Two years ago, Ben Johnson, then aged nine, suffered a mental breakdown after years of difficulties at home and at school. His mother, Sonia Johnson, says he had deep anxiety and refused to go to school. From the first year of his schooling, she says, she had requested extra support, but the school did not offer the assistance she believed he needed. “I was made to feel I was hysterical and attention-seeking just for asking for support for my son’s needs,” she says.

The crisis brought things to a head. Ben’s GP signed him off. He has not been to school since.

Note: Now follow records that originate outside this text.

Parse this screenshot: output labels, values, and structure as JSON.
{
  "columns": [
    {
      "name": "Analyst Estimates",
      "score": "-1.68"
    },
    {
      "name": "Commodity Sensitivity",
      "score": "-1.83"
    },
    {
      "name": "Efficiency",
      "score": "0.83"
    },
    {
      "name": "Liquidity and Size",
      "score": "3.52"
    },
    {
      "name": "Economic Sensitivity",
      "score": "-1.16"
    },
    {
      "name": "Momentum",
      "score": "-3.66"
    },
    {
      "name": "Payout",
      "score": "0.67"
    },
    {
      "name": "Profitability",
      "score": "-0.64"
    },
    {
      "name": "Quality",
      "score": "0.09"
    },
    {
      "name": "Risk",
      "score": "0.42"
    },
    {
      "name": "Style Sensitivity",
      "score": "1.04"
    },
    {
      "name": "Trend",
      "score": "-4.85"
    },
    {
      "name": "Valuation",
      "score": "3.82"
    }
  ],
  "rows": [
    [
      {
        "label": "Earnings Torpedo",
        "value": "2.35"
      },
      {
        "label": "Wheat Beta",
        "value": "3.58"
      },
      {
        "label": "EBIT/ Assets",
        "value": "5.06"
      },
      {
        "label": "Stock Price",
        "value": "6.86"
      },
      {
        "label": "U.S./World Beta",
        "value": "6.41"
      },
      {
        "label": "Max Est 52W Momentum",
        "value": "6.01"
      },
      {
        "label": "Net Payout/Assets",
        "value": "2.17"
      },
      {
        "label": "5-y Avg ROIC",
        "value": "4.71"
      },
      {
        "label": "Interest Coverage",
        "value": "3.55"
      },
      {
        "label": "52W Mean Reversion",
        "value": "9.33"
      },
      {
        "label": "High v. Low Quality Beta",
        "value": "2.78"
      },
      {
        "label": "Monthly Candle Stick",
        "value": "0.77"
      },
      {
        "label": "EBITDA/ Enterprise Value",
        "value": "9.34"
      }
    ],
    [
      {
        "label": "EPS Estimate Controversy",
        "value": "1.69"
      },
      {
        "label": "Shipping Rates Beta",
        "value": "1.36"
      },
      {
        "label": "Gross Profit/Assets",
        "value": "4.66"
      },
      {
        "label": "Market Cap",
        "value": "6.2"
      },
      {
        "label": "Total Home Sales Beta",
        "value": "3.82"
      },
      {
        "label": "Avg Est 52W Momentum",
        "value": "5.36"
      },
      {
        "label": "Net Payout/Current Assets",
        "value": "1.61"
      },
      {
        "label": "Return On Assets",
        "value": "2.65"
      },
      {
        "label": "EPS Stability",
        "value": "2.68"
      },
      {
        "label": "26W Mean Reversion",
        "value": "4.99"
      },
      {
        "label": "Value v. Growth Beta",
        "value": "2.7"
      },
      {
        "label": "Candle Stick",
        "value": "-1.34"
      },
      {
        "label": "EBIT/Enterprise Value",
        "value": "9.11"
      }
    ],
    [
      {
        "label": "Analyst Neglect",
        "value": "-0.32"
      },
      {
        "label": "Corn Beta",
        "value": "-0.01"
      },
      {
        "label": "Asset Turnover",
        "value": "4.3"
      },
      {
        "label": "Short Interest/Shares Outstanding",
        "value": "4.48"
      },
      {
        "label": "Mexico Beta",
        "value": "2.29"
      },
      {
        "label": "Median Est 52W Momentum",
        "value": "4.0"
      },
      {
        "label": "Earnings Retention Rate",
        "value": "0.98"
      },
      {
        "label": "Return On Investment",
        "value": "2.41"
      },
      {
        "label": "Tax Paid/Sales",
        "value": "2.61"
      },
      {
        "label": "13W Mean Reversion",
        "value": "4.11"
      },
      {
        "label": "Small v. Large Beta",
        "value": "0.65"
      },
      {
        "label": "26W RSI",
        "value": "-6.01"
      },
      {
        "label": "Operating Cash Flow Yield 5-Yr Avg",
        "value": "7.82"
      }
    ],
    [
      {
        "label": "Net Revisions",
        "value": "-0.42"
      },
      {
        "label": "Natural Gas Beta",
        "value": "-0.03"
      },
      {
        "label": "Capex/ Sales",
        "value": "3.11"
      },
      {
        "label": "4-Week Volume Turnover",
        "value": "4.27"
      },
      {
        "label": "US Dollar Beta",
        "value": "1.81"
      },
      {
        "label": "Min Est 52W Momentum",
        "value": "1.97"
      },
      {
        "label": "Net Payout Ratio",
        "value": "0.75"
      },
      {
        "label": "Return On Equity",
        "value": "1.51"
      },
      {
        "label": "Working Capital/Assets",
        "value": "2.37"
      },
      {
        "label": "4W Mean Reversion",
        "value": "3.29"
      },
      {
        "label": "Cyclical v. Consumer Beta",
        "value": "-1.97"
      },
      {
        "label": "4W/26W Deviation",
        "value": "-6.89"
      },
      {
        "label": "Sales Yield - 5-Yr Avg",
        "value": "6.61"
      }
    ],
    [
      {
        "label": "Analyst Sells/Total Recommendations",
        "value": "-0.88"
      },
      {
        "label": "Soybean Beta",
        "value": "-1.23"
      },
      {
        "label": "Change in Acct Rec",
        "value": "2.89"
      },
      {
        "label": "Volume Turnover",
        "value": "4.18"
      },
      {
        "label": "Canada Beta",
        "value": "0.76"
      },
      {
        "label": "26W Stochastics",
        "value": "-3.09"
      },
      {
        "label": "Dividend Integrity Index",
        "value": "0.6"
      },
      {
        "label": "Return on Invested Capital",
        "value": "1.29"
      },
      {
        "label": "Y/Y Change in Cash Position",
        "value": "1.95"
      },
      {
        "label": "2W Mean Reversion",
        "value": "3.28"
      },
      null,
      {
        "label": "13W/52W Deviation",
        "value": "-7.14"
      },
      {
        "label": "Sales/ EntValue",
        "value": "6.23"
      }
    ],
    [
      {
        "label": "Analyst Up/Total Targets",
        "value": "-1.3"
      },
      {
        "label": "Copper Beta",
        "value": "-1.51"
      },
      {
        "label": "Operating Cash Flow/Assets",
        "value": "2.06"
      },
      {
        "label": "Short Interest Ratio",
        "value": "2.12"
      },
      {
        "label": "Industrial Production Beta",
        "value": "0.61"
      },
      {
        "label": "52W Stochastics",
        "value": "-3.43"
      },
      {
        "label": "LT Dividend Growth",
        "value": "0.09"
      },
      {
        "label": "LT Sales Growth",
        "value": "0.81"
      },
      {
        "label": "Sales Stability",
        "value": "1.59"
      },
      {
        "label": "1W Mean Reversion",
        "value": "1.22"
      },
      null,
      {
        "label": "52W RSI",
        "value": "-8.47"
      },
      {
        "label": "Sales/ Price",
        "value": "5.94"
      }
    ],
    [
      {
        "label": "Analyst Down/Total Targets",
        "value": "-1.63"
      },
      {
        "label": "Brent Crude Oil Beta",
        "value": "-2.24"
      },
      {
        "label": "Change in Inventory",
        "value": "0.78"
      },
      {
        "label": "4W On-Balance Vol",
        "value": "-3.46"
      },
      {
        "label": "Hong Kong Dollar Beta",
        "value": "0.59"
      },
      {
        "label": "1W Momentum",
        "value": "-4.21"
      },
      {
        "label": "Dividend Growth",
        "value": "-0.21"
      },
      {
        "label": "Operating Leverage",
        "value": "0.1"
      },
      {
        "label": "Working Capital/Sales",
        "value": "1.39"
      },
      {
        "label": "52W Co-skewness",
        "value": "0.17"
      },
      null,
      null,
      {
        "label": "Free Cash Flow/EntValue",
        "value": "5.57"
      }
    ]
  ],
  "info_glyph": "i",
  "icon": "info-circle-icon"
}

His doctors – a psychiatrist, a paediatrician, a neurologist and his GP – had said he needed extra assistance at school. Ben was on medication for attention deficit hyperactivity disorder and had a diagnosis of autism, as well as paralysis to one side of his body because of a congenital brain problem. The headteacher, though, said Ben did not display enough difficulties to warrant the extra help his mother was calling for. Johnson felt the school’s response was “brutal”. But Ben did not have the vital document from his local authority that would help.

Since September 2014, the passport to receiving any extra services is no longer the “statement” of special educational needs (SEN) but an education, health and care (EHC) plan, intended to bring together a child’s education, health and social care needs. As under the previous system, pupils are not automatically entitled to be assessed. But now delays in the system are causing extra distress.